L’economista Mauro: «Valori migliori di quelli pre-crisi»

PESCARA . Un dato, quello dell’Istat, che complessivamente «conferma il dinamismo delle esportazioni, con valori superiori alla fase pre-crisi del 2008». Lo dice l’economista Giuseppe Mauro,...
PESCARA . Un dato, quello dell’Istat, che complessivamente «conferma il dinamismo delle esportazioni, con valori superiori alla fase pre-crisi del 2008».
Lo dice l’economista Giuseppe Mauro, professore ordinario di politica economica all’Università D’Annunzio.
Le imprese, dunque, sembrano che abbiano recuperato, anzi, in qualche caso addirittura aumentato il potere di esportazione?

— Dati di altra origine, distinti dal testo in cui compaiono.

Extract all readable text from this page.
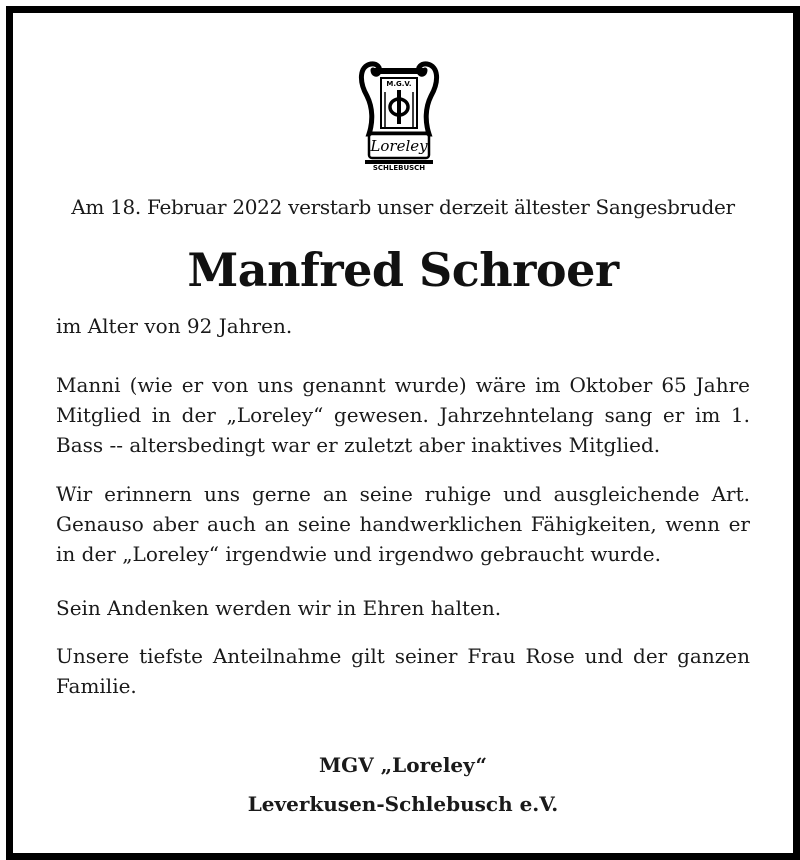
M.G.V.
Loreley
SCHLEBUSCH
Am 18. Februar 2022 verstarb unser derzeit ältester Sangesbruder
Manfred Schroer

im Alter von 92 Jahren.

Manni (wie er von uns genannt wurde) wäre im Oktober 65 Jahre Mitglied in der „Loreley“ gewesen. Jahrzehntelang sang er im 1. Bass -- altersbedingt war er zuletzt aber inaktives Mitglied.

Wir erinnern uns gerne an seine ruhige und ausgleichende Art. Genauso aber auch an seine handwerklichen Fähigkeiten, wenn er in der „Loreley“ irgendwie und irgendwo gebraucht wurde.

Sein Andenken werden wir in Ehren halten.

Unsere tiefste Anteilnahme gilt seiner Frau Rose und der ganzen Familie.

MGV „Loreley“
Leverkusen-Schlebusch e.V.
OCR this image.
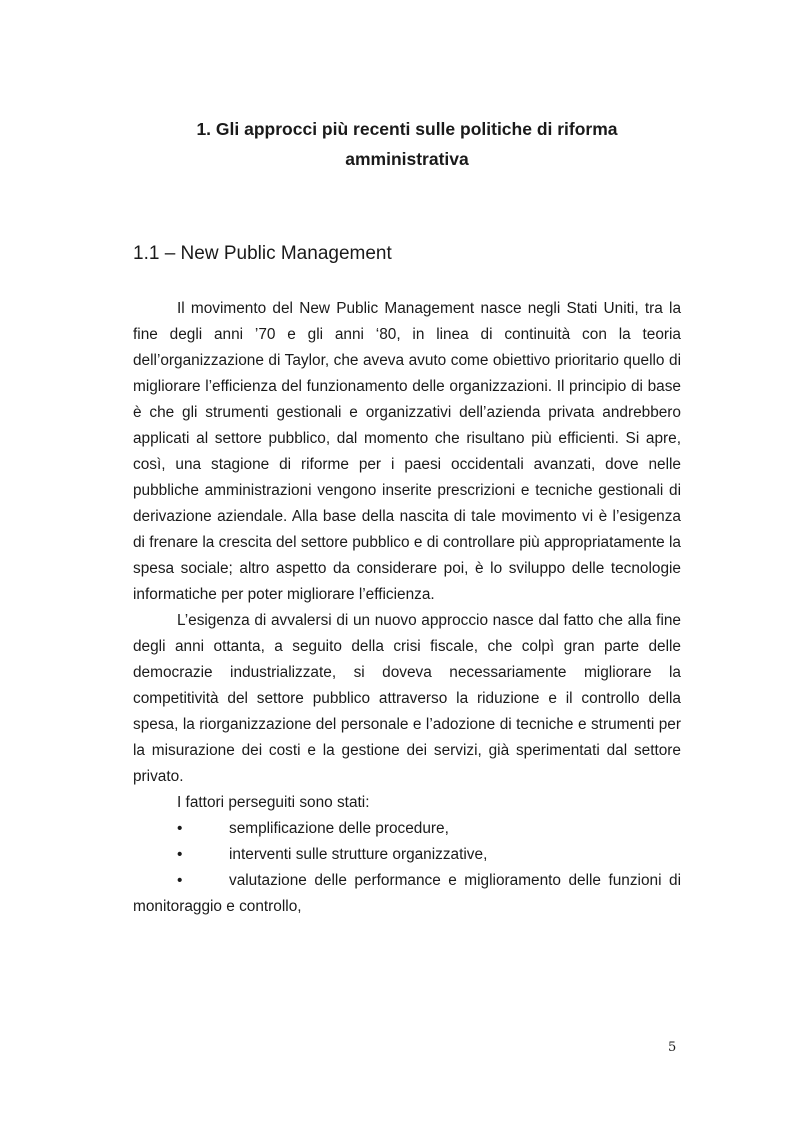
1. Gli approcci più recenti sulle politiche di riforma amministrativa
1.1 – New Public Management

Il movimento del New Public Management nasce negli Stati Uniti, tra la fine degli anni ’70 e gli anni ‘80, in linea di continuità con la teoria dell’organizzazione di Taylor, che aveva avuto come obiettivo prioritario quello di migliorare l’efficienza del funzionamento delle organizzazioni. Il principio di base è che gli strumenti gestionali e organizzativi dell’azienda privata andrebbero applicati al settore pubblico, dal momento che risultano più efficienti. Si apre, così, una stagione di riforme per i paesi occidentali avanzati, dove nelle pubbliche amministrazioni vengono inserite prescrizioni e tecniche gestionali di derivazione aziendale. Alla base della nascita di tale movimento vi è l’esigenza di frenare la crescita del settore pubblico e di controllare più appropriatamente la spesa sociale; altro aspetto da considerare poi, è lo sviluppo delle tecnologie informatiche per poter migliorare l’efficienza.

L’esigenza di avvalersi di un nuovo approccio nasce dal fatto che alla fine degli anni ottanta, a seguito della crisi fiscale, che colpì gran parte delle democrazie industrializzate, si doveva necessariamente migliorare la competitività del settore pubblico attraverso la riduzione e il controllo della spesa, la riorganizzazione del personale e l’adozione di tecniche e strumenti per la misurazione dei costi e la gestione dei servizi, già sperimentati dal settore privato.

I fattori perseguiti sono stati:

•	semplificazione delle procedure,
•	interventi sulle strutture organizzative,
•	valutazione delle performance e miglioramento delle funzioni di monitoraggio e controllo,
5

«Analizzando il primo dato, quello generale dell’aumento del 2,3%, direi che siamo in presenza di un dinamismo piuttosto interessante e significativo.Le imprese che lavorano nel settore dell’export stanno manifestando una certa presenza su mercati internazionali, una cultura manifatturiera che si diffonde sul territorio, e innovazione, perché il tasso di competitività è piuttosto interessante».
Tutto oro, come si suol dire, quello che luccica?
«Bisogna stare attenti. Se facciamo il confronto con l’export su scala nazionale il dato è meno pronunciato, il che potrebbe significare che ci sono delle aree di crisi sulle quali occorre essere presenti e intervenire».
Disaggregando i dati, tuttavia, emerge una certa disomogeneità a livello territoriale...
Una seconda riflessione è quella relativa al tasso di concentrazione dell’export abruzzese, che richiede tre momenti di analisi. Il primo è di tipo territoriale, con la provincia di Chieti che assorbe intorno al 70 per cento dell’export abruzzese complessivo, con forte incidenza sul Pil regionale. Il secondo momento riguarda la tipologia imprenditoriale, che sembra concentrarsi ulteriormente sulle grandi imprese, anche se settori endogeni legati all’agroalimentare, che segnano una crescita costante, anche se l’incidenza non è elevata.
Il terzo elemento riflette la presenza settoriale, che vede premiati i mezzi di trasporto, i macchinari e le materie plastiche. Insieme assorbono circa il 70 per cento dell’intero export regionale».